To raise the total share of solar thermal energy, there are different possibilities:

• New fields of solar thermal usages could be implemented. Basically, every process that is in need for heat up to 130 °C can be satisfied or supported by a solar thermal application. Often processes need a huge amount of thermal energy, which leads — if supported by solar thermal systems to huge solarfields with all their necessities. Except for uncovered absorbers for low temperature applications there is not really a wide range of products which can be used for large scaled collectorfields. A field of air collectors is not limited in size, since an inconvenient stagnation behaviour cannot occur.

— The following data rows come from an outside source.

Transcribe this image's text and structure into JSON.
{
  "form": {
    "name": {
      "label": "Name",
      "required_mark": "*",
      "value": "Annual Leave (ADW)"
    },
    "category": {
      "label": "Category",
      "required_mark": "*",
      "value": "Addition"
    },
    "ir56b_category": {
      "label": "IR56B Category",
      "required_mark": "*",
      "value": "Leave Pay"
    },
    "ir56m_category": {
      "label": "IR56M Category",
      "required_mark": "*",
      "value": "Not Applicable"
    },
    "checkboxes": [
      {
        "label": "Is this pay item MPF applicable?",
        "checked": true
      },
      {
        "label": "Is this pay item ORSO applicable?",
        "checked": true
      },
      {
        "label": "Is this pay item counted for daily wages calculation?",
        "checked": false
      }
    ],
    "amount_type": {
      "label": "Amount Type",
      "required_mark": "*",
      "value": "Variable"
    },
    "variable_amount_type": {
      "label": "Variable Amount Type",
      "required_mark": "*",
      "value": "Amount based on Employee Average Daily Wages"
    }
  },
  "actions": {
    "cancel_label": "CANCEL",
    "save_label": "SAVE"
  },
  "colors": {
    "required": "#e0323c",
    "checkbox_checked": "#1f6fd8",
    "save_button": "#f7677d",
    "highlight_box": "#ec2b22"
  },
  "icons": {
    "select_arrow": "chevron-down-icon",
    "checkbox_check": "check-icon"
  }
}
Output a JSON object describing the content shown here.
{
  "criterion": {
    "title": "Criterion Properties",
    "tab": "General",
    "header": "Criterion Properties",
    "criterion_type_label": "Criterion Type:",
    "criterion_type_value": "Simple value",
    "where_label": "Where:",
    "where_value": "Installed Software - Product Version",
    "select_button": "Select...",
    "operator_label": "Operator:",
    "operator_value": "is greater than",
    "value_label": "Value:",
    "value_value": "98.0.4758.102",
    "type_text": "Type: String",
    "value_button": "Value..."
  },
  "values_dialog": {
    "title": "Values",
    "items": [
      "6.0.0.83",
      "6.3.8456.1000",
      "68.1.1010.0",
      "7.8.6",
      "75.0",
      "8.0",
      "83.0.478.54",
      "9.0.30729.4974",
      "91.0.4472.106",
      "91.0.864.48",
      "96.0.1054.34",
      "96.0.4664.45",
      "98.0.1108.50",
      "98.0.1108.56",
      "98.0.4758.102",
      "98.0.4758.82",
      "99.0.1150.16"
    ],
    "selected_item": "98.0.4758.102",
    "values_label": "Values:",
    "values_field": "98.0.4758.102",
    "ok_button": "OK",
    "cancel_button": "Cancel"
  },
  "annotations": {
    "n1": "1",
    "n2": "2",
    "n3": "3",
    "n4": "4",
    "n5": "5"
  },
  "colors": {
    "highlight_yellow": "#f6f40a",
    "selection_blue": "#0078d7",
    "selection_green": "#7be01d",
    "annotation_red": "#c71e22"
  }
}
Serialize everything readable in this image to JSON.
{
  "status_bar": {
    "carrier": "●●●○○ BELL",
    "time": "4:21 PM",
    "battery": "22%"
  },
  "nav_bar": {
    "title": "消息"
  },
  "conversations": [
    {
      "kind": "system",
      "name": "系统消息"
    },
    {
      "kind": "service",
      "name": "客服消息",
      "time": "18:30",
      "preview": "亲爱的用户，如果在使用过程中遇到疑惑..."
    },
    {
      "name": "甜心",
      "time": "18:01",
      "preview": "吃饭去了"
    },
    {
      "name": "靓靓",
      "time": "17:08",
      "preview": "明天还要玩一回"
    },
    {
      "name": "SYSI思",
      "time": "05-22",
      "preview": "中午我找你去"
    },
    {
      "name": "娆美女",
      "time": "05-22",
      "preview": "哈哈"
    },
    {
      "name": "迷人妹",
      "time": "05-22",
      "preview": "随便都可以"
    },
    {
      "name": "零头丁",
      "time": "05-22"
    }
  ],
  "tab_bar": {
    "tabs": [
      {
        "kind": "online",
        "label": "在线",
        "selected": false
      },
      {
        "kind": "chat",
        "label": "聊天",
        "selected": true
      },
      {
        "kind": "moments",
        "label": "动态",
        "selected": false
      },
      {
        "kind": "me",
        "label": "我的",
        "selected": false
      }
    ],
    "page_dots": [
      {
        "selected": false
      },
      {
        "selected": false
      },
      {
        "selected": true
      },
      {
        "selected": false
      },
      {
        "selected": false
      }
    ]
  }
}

• The solar fraction of every single application could be raised. The chart in figure 1 is well known as the demand and offer of a solar thermal system for a private household in the run of a year. A big collectorfield enhances the solar fraction but exceeds the heat demand for domestic hot water in summer. This can cause trouble if, for instance due to lack of knowledge, no measures are taken to deal with the energy overrun.

In fact the size of the collector area alone has a minor impact on the system costs. Even systems that support space heating, often cut the size of the collector area due to the maximum content of the installed storage tank and not only to the maximum of the installable collector area.

The solar fraction of an application therefor is often not a question of the affordable collector area, but how to deal with the risks of energy overrun in the summer period and the associated cost of implemented measures.